Its one thing having a low voltage alarm monitoring module keeping an eye on your battery, but if your working an SSB transmitter, the current draw, and hence the cell voltages, can fluctuate rapidly, which could result in the monitor going into alarm fleetingly, and if your wearing a headset you might not hear it sounding. So, modifying the module to trip a cut-off relay is the way to go. But proper dual coil latching relays are expensive, especially with contacts rated for the sort of current I need to pass!
So, ive thought up a simple circuit that should allow me to do the cut-off with a normal non-latching relay. For this to work, the relay must be energized whilst ever the battery is at a good state of charge. Yes, this does mean that when not in use the protection circuit itself will slowly discharge the battery. To prevent this when the battery isnt being used, but still in the Clansman housing, a 'Trip' button will be provided that will de-energize the relay.
The concept is simple. A pair of NPN transistors control the relay coil. The supply to the coil comes through one half of the relays DPCO contacts. At start, the coil will have no supply. An 'Arm' button temporarily bypasses the contacts, putting bias on the transistor base and energizing the relay coil, this pulls in the contacts and the button can be released. A second transistor goes from the firsts base to ground, and is driven by the output of the alarm module. When the voltage drops to the cutoff alarm level, the alarm sounds, this transistor turns on, grounds the bias to the other transistor, which turns off, the relay de-energizes, the contacts open, and the battery output is disconnected. Attempting to re-arm the relay circuit will just result in the alarm module activating and tripping the protection again.
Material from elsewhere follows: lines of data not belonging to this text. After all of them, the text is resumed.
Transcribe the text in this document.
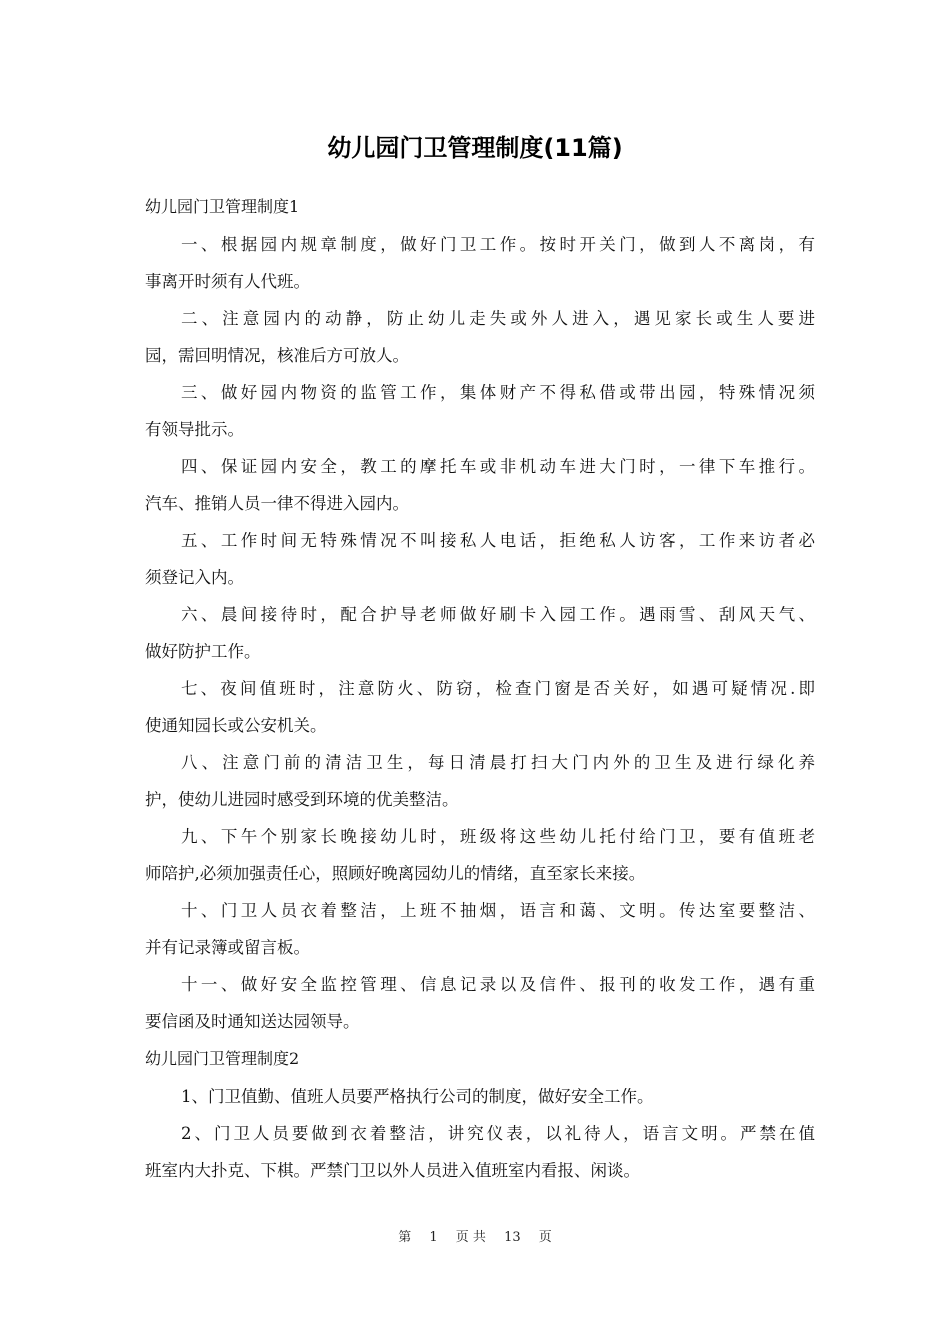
幼儿园门卫管理制度(11篇)

幼儿园门卫管理制度1

一、根据园内规章制度，做好门卫工作。按时开关门，做到人不离岗，有
事离开时须有人代班。
二、注意园内的动静，防止幼儿走失或外人进入，遇见家长或生人要进
园，需回明情况，核准后方可放人。
三、做好园内物资的监管工作，集体财产不得私借或带出园，特殊情况须
有领导批示。
四、保证园内安全，教工的摩托车或非机动车进大门时，一律下车推行。
汽车、推销人员一律不得进入园内。
五、工作时间无特殊情况不叫接私人电话，拒绝私人访客，工作来访者必
须登记入内。
六、晨间接待时，配合护导老师做好刷卡入园工作。遇雨雪、刮风天气、
做好防护工作。
七、夜间值班时，注意防火、防窃，检查门窗是否关好，如遇可疑情况.即
使通知园长或公安机关。
八、注意门前的清洁卫生，每日清晨打扫大门内外的卫生及进行绿化养
护，使幼儿进园时感受到环境的优美整洁。
九、下午个别家长晚接幼儿时，班级将这些幼儿托付给门卫，要有值班老
师陪护,必须加强责任心，照顾好晚离园幼儿的情绪，直至家长来接。
十、门卫人员衣着整洁，上班不抽烟，语言和蔼、文明。传达室要整洁、
并有记录簿或留言板。
十一、做好安全监控管理、信息记录以及信件、报刊的收发工作，遇有重
要信函及时通知送达园领导。

幼儿园门卫管理制度2

1、门卫值勤、值班人员要严格执行公司的制度，做好安全工作。
2、门卫人员要做到衣着整洁，讲究仪表，以礼待人，语言文明。严禁在值
班室内大扑克、下棋。严禁门卫以外人员进入值班室内看报、闲谈。
第 1 页 共 13 页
A 1N4148 or 1N40001 diode serves as back-EMF protection across the relay coil. A suitable fuse is also provided as close to the battery terminals as possible. A series resistor sets the voltage of the supply to the protection circuit suitable for the relay coil. It may be possible to eliminate this if a 24v relay is available.
I now need to find a suitable relay and to mock up the circuit to prove that it works as expected.